Even after their abortive second summit in February - and as Pyongyang has continued to test short-range missiles - Trump has been reluctant to criticise the North Korean leader.
On Friday the US president said he agreed with Kim's opposition to the war games - albeit for financial rather than military reasons - and indicated the missile launches were not important.
"I'll say it again. There have been no nuclear tests. The missile tests have all been short- range. No ballistic missile tests, no long-range missiles," Trump said.
Then on Saturday, Trump said Kim had expressed in a letter his willingness to meet and resume negotiations once the US-South Korean exercises are over.
Kim also offered a "small apology for testing the short range missiles," the US leader noted, and said the tests would end once the military drills wrap up on August 20.
The pair last met in late June for brief talks in the Demilitarised Zone separating the two Koreas - and Trump became the first sitting US president ever to step inside the North.
'Licence to fire'
Shin Beom-chul, an analyst at the Asan Institute for Policy Studies in Seoul, said Trump's downplaying of the launches were equvalent to endorsing the missile tests.

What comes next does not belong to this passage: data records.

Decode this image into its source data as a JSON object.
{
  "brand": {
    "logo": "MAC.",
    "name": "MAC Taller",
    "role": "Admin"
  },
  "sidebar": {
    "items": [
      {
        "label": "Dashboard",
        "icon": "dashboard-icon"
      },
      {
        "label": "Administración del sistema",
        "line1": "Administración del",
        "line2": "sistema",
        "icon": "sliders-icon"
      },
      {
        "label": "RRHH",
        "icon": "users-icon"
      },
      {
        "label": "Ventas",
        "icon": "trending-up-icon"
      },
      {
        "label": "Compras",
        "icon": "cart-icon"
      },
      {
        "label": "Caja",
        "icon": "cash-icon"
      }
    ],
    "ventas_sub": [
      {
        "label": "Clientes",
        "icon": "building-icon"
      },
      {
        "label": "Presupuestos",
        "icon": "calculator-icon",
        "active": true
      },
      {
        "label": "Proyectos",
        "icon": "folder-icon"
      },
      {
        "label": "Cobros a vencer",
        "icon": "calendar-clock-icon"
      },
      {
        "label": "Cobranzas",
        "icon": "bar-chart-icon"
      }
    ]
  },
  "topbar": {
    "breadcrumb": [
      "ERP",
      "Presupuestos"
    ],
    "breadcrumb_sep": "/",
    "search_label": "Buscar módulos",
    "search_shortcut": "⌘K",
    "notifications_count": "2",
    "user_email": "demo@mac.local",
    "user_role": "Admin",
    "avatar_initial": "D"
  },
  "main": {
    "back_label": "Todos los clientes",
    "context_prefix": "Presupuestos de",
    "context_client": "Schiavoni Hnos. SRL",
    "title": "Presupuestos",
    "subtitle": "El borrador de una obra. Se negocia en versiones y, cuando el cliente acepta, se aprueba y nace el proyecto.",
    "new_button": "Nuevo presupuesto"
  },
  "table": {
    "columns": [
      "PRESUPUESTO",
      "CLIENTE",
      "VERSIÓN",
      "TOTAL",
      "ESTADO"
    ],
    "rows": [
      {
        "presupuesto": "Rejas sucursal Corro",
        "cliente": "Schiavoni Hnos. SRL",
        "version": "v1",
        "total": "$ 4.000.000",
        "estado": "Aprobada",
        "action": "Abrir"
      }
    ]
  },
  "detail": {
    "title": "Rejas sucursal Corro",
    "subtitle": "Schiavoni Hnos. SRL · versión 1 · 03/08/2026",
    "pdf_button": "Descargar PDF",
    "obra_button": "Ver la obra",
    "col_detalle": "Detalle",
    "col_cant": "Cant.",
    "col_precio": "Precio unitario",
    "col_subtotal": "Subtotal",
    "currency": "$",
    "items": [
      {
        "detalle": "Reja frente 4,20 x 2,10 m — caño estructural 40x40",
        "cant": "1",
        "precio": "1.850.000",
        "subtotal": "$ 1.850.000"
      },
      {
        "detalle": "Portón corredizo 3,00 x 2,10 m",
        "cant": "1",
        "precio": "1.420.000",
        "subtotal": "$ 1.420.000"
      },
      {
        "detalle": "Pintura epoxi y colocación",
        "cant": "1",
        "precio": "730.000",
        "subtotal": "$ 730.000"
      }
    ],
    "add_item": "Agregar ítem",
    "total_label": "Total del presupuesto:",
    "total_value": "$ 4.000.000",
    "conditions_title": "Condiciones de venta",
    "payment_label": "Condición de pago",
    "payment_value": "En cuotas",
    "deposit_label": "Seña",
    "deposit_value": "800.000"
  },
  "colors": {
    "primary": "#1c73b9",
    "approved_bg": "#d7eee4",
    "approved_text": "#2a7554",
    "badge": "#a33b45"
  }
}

"If Kim felt the missile tests could jeopardise the dialogue momentum, he would refrain. But right now, it's as if North Korea has a licence to fire short-range missiles," Shin told AFP.
The foreign ministry in Pyongyang said Trump's comments effectively recognised the North's
"self-defensive rights" as a sovereign state to conduct "small" missile tests.
Leif-Eric Easley, a professor at Ewha University in Seoul, said by appealing directly to Trump, Kim was "trying to drive a wedge between Washington and Seoul" as Pyongyang seeks to break the alliance.
Washington and Seoul pledged in March to scale down their joint drills in an effort to foster denuclearisation efforts.
While past exercises involved extensive combat field training - with thousands of American troops coming in from several countries to take part - the current games are decidedly low- key, with the emphasis on computer-simulated scenarios.